Greg Mason tips for releasing creativity

I’ve recently noticed that having unfinished paintings looking at me from the walls of my studio has been a big distraction to moving forward with the piece that I’m currently working on. Their neediness ‘calls out’ in a way that disturbs me and stops me being able to give myself completely to the most important painting – the one that’s actually on the easel in front of me.

I wonder if it’s the same for other artists.

Anyway, my solution is to periodically create a clearing and review what I’ve started in a way that allows me to move on from paintings that are never going to work and let go of those that were started with interest – but will never call me back to finish them.

We all have paintings that were begun with passion and enthusiasm, where we saw something in the subject or in a moment that called out to us, but which have never moved past that initial burst of energy and now lie dormant on the studio floor. In this situation, and in order to move past this, there are three questions I ask myself to see if I can let go or commit to finish the work.

“Do I still believe in what I saw in the painting when I started?”

“Does it fit within the vision of the kind of work I see being representative of my practice?”

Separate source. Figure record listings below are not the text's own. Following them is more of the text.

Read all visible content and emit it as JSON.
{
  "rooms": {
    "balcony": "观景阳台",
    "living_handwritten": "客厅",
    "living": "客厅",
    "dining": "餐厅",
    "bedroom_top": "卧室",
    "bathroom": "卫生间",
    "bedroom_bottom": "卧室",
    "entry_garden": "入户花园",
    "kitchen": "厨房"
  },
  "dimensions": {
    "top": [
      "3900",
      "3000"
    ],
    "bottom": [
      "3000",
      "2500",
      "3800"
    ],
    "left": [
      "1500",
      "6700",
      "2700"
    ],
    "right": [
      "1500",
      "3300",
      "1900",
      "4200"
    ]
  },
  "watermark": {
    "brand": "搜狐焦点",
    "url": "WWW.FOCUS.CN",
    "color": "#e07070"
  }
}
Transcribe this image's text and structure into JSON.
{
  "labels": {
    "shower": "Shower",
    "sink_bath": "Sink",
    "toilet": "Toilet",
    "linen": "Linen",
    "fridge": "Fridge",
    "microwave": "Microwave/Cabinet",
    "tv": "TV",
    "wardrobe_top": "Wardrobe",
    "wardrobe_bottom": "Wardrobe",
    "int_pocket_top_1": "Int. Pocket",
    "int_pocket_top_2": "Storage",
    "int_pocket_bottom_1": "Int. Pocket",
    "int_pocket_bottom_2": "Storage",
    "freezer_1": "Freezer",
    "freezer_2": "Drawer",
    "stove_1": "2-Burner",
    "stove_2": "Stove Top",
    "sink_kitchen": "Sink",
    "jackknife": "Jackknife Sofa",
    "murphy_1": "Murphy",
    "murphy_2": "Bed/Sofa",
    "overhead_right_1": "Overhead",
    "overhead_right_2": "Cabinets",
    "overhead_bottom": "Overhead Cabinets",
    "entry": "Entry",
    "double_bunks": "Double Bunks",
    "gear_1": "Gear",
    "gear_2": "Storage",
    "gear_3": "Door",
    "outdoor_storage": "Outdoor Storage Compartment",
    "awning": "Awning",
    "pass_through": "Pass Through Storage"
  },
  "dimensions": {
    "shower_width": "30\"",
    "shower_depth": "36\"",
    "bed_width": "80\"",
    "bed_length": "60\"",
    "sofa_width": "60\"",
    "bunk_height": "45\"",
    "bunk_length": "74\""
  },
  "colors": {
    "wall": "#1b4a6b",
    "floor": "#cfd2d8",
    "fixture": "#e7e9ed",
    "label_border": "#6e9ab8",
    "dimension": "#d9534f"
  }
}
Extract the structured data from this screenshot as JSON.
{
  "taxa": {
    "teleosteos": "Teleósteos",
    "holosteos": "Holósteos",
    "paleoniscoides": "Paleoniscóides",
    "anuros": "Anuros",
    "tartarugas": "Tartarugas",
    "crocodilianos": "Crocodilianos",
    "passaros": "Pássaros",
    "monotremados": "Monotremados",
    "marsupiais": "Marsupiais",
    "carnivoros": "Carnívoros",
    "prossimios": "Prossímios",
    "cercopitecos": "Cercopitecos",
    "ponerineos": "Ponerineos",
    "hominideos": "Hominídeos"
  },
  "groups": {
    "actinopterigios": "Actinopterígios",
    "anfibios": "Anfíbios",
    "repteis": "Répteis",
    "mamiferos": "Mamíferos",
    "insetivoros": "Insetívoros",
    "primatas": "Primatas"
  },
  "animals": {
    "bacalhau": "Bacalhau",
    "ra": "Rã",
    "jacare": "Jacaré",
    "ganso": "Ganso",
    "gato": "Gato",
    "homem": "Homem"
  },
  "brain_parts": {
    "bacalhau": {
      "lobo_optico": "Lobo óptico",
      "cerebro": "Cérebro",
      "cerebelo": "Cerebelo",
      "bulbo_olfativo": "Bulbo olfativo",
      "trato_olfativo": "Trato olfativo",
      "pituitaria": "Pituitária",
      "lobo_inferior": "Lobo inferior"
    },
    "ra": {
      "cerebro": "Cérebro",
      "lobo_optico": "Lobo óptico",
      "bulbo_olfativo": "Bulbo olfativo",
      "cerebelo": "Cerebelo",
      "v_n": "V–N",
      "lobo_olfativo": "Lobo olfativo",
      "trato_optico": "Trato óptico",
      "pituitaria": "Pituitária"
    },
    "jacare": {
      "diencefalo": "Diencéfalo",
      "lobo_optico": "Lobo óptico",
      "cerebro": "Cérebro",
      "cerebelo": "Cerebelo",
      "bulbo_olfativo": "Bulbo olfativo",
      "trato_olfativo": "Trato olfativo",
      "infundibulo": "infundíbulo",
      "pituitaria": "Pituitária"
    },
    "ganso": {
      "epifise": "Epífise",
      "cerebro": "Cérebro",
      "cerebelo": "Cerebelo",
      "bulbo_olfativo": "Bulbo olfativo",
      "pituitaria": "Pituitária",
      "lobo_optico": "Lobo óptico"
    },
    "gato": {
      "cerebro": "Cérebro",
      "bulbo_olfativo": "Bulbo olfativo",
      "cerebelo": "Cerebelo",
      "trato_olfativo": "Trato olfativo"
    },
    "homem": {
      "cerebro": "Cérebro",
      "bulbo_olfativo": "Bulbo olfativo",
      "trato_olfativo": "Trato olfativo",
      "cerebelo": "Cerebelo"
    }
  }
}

“Will I commit to finish it and (most importantly) when?”

It may be brutal, but if I don’t get three clear, positive answers to these questions then I let go and paint over it. You might need to get someone to help you with this as an independent voice asking you these deep reflective questions is sometimes better than your own. I certainly have a friend who helps me in this way and it makes a big difference.

What you’ll find, if you employ this technique, is a clearing of your physical space and a profound clarifying of your intentions as an artist. It’s so important to take stock and refocus yourself once in a while. For sure, allow yourself seasons to experiment and reach out to new ideas and new methods – but don’t be driven by the buzz of the new. Don’t let the ‘unfinished’ stack up and strangle the ‘completer’ in you.

So my final tip is ‘be aware of your personality type’ and notice how it affects your behaviour. If you, like me, have noticed patterns in your life that repeat themselves over and over (and for me that would be the love of starting new things) then use them as strengths but don’t be afraid to call them out if they hold you back. Release the completer finisher and give yourself the freedom to move wholeheartedly into your next piece of work.